Com retórica de Trump, EUA se tornam país perigoso

Dizer que a América constitui "uma ameaça à paz mundial" faz parte normal da propaganda política russa e iraniana há muitos anos. Para aqueles que acreditam na aliança ocidental, é doloroso reconhecer que agora existe alguma verdade nessa ideia.

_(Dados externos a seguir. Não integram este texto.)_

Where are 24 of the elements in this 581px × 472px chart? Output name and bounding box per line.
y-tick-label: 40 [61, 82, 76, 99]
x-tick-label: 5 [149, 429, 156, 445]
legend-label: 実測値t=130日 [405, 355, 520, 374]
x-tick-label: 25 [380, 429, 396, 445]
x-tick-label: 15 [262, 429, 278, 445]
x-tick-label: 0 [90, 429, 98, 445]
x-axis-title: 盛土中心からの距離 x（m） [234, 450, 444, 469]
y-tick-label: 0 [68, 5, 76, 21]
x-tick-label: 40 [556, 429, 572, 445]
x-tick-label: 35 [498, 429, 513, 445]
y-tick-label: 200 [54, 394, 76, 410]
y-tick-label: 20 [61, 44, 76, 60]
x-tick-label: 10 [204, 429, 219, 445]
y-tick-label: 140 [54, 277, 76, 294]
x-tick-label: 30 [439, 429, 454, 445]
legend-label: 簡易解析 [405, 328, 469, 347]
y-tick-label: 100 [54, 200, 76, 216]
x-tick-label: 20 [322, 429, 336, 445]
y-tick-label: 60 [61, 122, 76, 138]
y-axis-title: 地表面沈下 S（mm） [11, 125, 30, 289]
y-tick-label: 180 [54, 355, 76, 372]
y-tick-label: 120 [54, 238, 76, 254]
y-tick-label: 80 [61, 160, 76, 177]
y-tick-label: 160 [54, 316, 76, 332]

Sob Donald Trump, os Estados Unidos parecem ser um país perigoso.

Nos últimos sete dias Trump trocou ameaças nucleares ou quase com a Coreia do Norte, lançou ameaças vagas de ação militar contra a Venezuela e flertou com supremacistas brancos em casa.

Ele está sendo o exato oposto da liderança calma, previsível e constante que os aliados dos EUA esperam de Washington.

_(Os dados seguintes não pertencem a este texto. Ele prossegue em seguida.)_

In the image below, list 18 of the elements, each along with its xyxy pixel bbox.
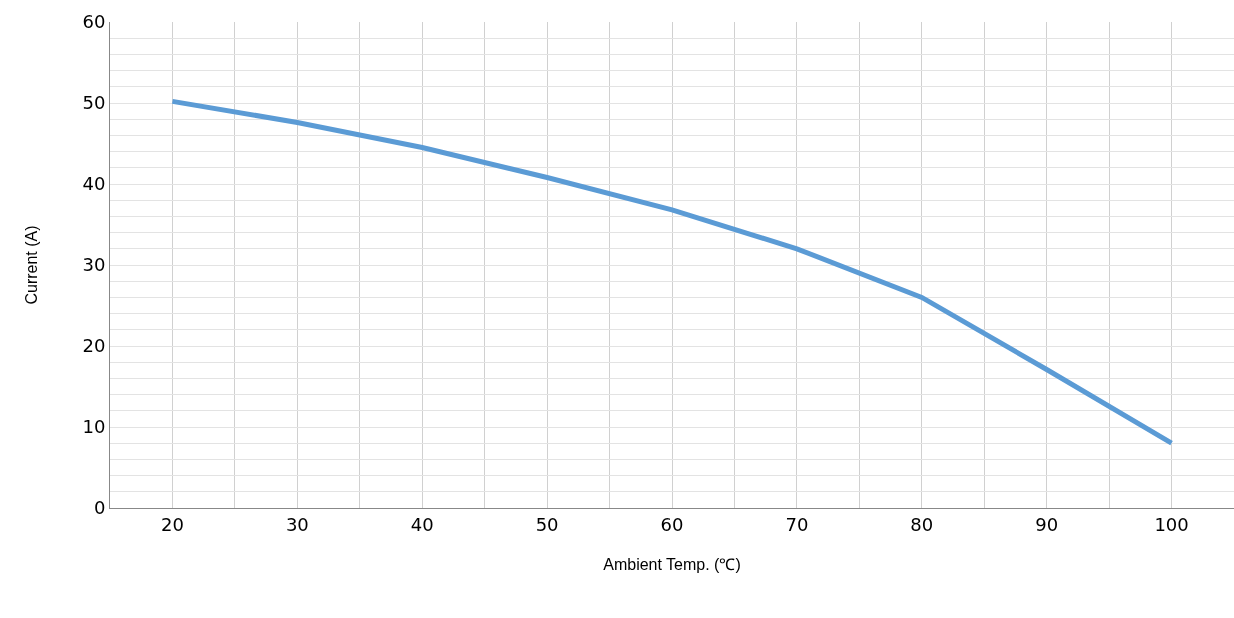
- y-tick-label: 60: [82, 11, 106, 33]
- y-tick-label: 0: [93, 497, 106, 519]
- x-tick-label: 100: [1154, 513, 1189, 535]
- y-tick-label: 20: [82, 335, 106, 357]
- x-tick-label: 40: [410, 513, 434, 535]
- x-tick-label: 90: [1035, 513, 1059, 535]
- x-tick-label: 70: [785, 513, 809, 535]
- y-tick-label: 50: [82, 92, 106, 114]
- x-tick-label: 30: [285, 513, 309, 535]
- y-tick-label: 30: [82, 254, 106, 276]
- y-axis-title: Current (A): [23, 225, 41, 305]
- y-tick-label: 40: [82, 173, 106, 195]
- x-tick-label: 60: [660, 513, 684, 535]
- y-tick-label: 10: [82, 416, 106, 438]
- x-tick-label: 50: [535, 513, 559, 535]
- x-tick-label: 80: [910, 513, 934, 535]
- x-tick-label: 20: [160, 513, 184, 535]
- x-axis-title: Ambient Temp. (℃): [603, 556, 741, 574]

As ameaças prontas que ele lançou à Coreia do Norte, dizendo que ela corre o risco de enfrentar "fogo e fúria" de uma América cujas armas estão "carregadas e prontas para disparar", foram especialmente irresponsáveis.

Mesmo que se trate de um blefe, isso coloca em risco a credibilidade dos Estados Unidos e gera o risco de desencadear uma escalada do regime de Kim Jong-un, que ameaça disparar mísseis perto do território americano de Guam.

Fato ainda mais alarmante, a administração Trump está flertando abertamente com a ideia de um ataque preventivo contra a Coreia do Norte, argumentando que um Kim Jong-un com armas nucleares não poderá ser detido.

Mas, se os EUA puderam contar com a dissuasão para conter a ameaça nuclear da Rússia de Stalin e da China de Mao, com certeza podem fazer o mesmo com a Coreia do Norte de Kim. Todos os presidentes anteriores rejeitaram a ideia de ataques preventivos a países dotados de armas nucleares –por razões óbvias.

A crise internacional que Trump está alimentando é cada vez mais inseparável dos problemas domésticos que afligem seu governo. A investigação encabeçada pelo ex-diretor do FBI Robert Mueller sobre a intervenção russa na eleição americana se aproxima cada vez mais do círculo interno do presidente.

O Congresso está paralisado, e a Casa Branca é um carrossel de demissões e complôs. E agora há violência política nas ruas, com supremacistas brancos e neonazistas atacando e até matando manifestantes em Charlottesville -enquanto o presidente faz declarações evasivas e ambíguas, falando desde um campo de golfe.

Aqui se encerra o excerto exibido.